The United States Securities and Exchange Commission (SEC) recently proposed sound regulations that would require institutions to disclose climate-related risks to investors. By integrating climate change into the financial system, the U.S. has taken a critical step forward and demonstrated that Canadian regulators must work hard to catch up. Under the SEC’s proposed rules, companies would incorporate how their business plans respond to different warming scenarios, including reporting their greenhouse gas emissions.
The financial sector plays a big role in limiting global warming to 1.5 C. If the financil sector is not helping to fight climate change, they’re a hindrance. Investment decisions directly contribute to worsening climate change, for example, if an investor funds new fossil fuel energy over renewables.
But the financial sector is also impacted by climate change — through climate-related physical damage, social changes and emissions-related regulations. This spurred the SEC’s proposed rules to limit climate-related risks. Given the escalating impacts of climate change, it’s the right time. Although these new disclosure requirements won’t, by default, shift the financial system to align with climate action, these rules are an important first step.
The SEC would require companies to report all greenhouse gas emissions, including Scope 3 emissions if they are material to the company’s performance. The SEC references the Greenhouse Gas Protocol, which defines Scope 1 emissions as a company’s direct activities, and Scopes 2 and 3 as the upstream or downstream emissions. Reporting Scope 3 emissions, which includes the use and end-of-life treatment for a product, tends to be the most controversial. Some companies disclose Scope 1, 2, and 3 emissions voluntarily, but this mandatory ruling would require standardized methodologies and auditing by a third party. This would keep companies’ reporting honest and dependable.
The SEC would also help hold companies accountable for any emissions-reductions promises by requiring companies to report on progress on their stated targets. Checking back in on scenario plans and emissions reduction targets is key to restraining greenwashing.
This type of accountability is similar to how the Canadian government is required to report on progress against countrywide net-zero targets. Whether a company promises to build climate resilience or reduce emissions, transparency is key to deliver on business plan targets and hold companies accountable.

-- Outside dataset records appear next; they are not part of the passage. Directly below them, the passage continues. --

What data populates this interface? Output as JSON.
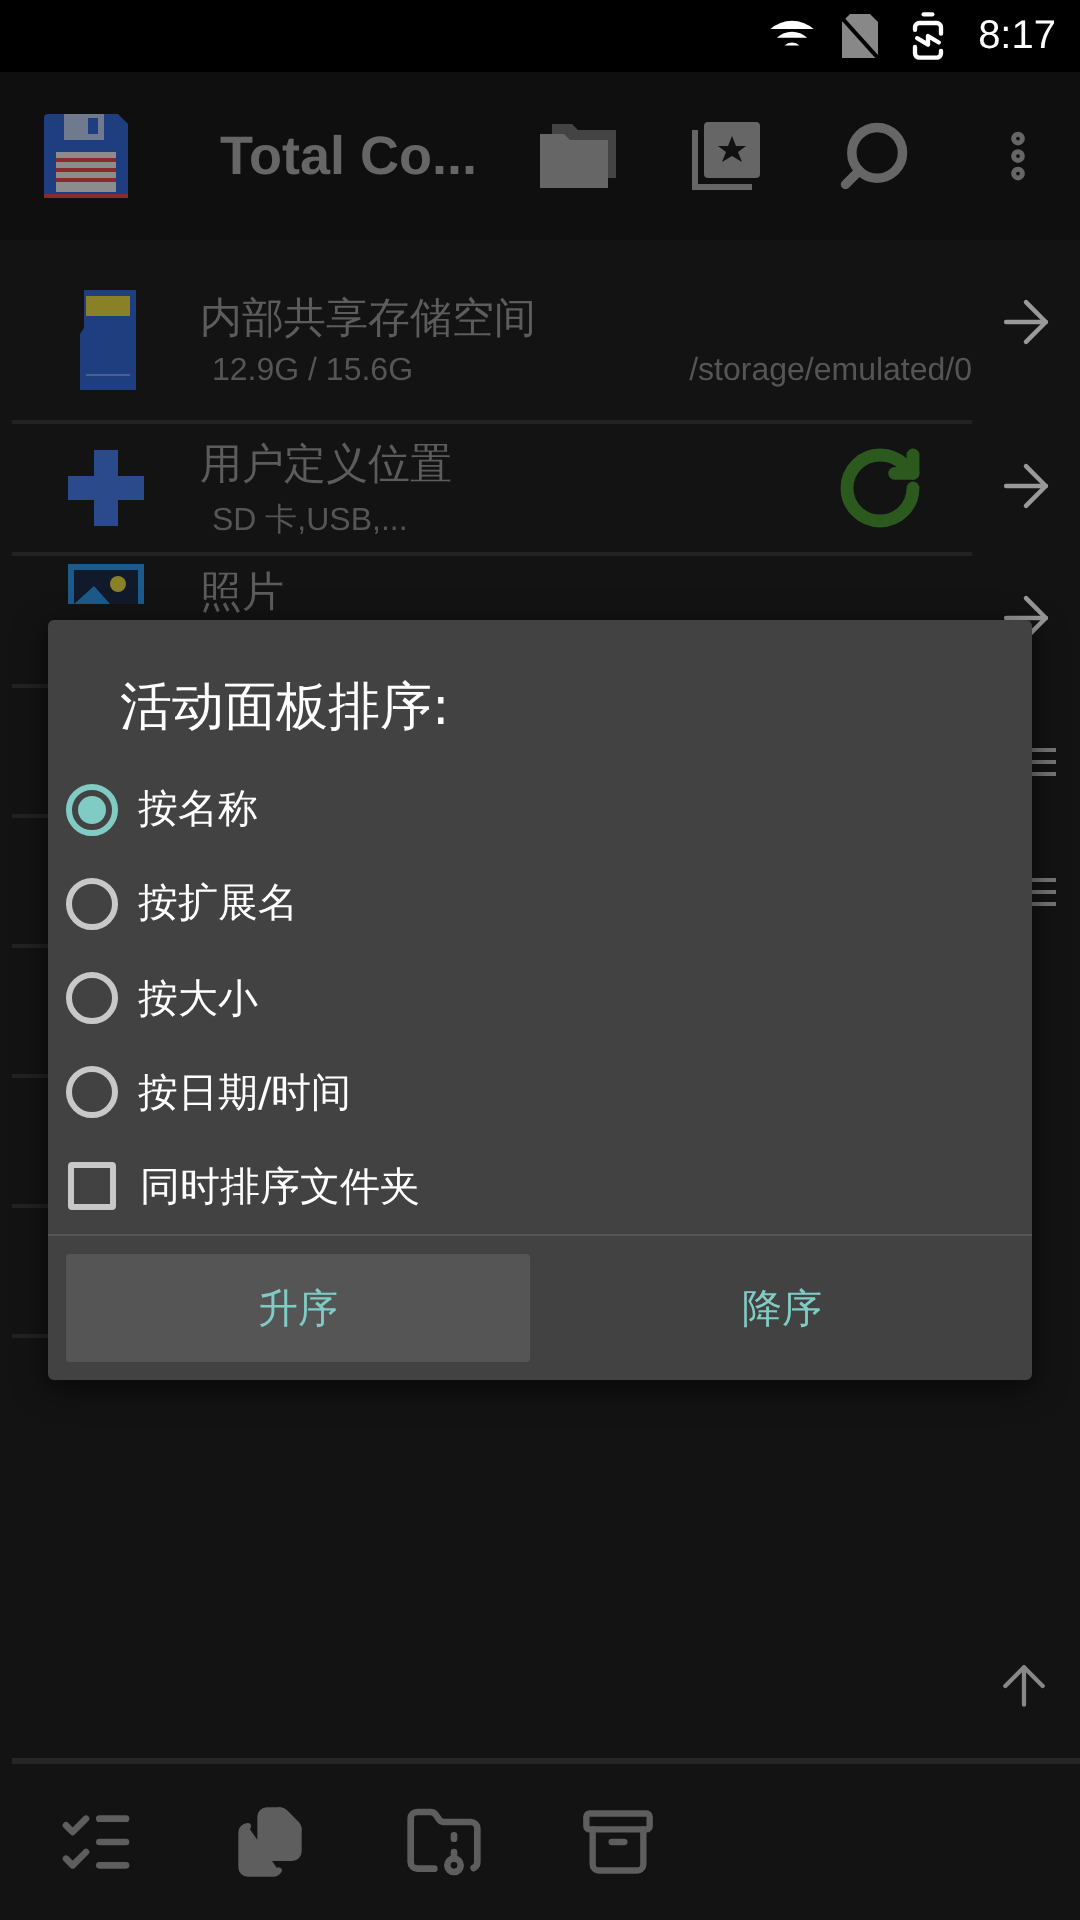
{
  "status_bar": {
    "time": "8:17"
  },
  "toolbar": {
    "title": "Total Co..."
  },
  "locations": [
    {
      "kind": "storage",
      "name": "内部共享存储空间",
      "detail": "12.9G / 15.6G",
      "path": "/storage/emulated/0"
    },
    {
      "kind": "custom",
      "name": "用户定义位置",
      "detail": "SD 卡,USB,..."
    },
    {
      "kind": "photos",
      "name": "照片"
    }
  ],
  "dialog": {
    "title": "活动面板排序:",
    "options": [
      {
        "label": "按名称",
        "selected": true
      },
      {
        "label": "按扩展名",
        "selected": false
      },
      {
        "label": "按大小",
        "selected": false
      },
      {
        "label": "按日期/时间",
        "selected": false
      }
    ],
    "checkbox": {
      "label": "同时排序文件夹",
      "checked": false
    },
    "buttons": [
      {
        "label": "升序",
        "focused": true
      },
      {
        "label": "降序",
        "focused": false
      }
    ]
  }
}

This is light years ahead of what the equivalent Canadian regulators, aggregated under the Canadian Securities Administration (CSA), proposed. The SEC shows that emissions trajectories and climate-resilience strategies are critical for decision-making. But the CSA put forward a proposal in 2021 that would keep emissions reporting voluntary and would leave scenario planning as a player’s choice. Environmental organizations urged the CSA to put forward rules that — at the very least — match the SEC’s proposal, but many resource industry groups lobbied to keep the regulations watered down by excluding downstream Scope 3 emissions.
Are these detailed differences really all that important? Certainly. For example, consider that the CSA’s proposal would not require companies to report indirect emissions. These account for the majority of emissions footprints for most business models and define a company’s contribution to climate change. Over 87 per cent of emissions are indirect in the energy sector, 88 per cent in the real estate sector, and up to 99 per cent in the financial sector. Similarly, a business resilience plan can demonstrate whether a company understands the severity of climate change and recognizes its role in it.
Other countries have also realized how important these disclosures are for both a stable economy and consistent climate action. In 2021, New Zealand became the first country to make climate-related financial disclosures mandatory, and the U.K. and European Union are quickly following suit. Disclosing emissions and climate-related business plans is no longer a stretch for regulators, but a new baseline. Canada should be catching up and ideally leapfrogging ahead.
The SEC laid out a solid framework for the CSA to take up. New rules must require transparency on all types of emissions and progress on promised transition plans, detailed in formal regulatory submissions and backed by independent auditing. But this still falls short of actually reducing climate change. Disclosure requirements are important but are a mild tactic when it comes to climate action. The SEC proposed this ruling as a sound business practice, not as climate advocacy.
Opinion: Disclosing emissions and climate-related business plans is no longer a stretch for regulators, but a new baseline. Canada should be catching up and ideally leapfrogging ahead, writes @JulieESegal. #IPCCReport #ClimateFinance #NetZero
Economy-wide decarbonization may seem outside the mandate of financial regulations. But recall that while finance materially affects climate change, climate change is also a material risk to the financial system. This double materiality is shaping regulations in jurisdictions like the EU. Canada is seeing early applications of this idea, with a recent Senate bill proposing comprehensive reform of financial regulation to ensure the sector aligns with climate action.
Canadian regulators should match the SEC’s disclosure requirements as a first step, and take the lead on ensuring our financial system contributes to carbon-reduction requirements as the next one.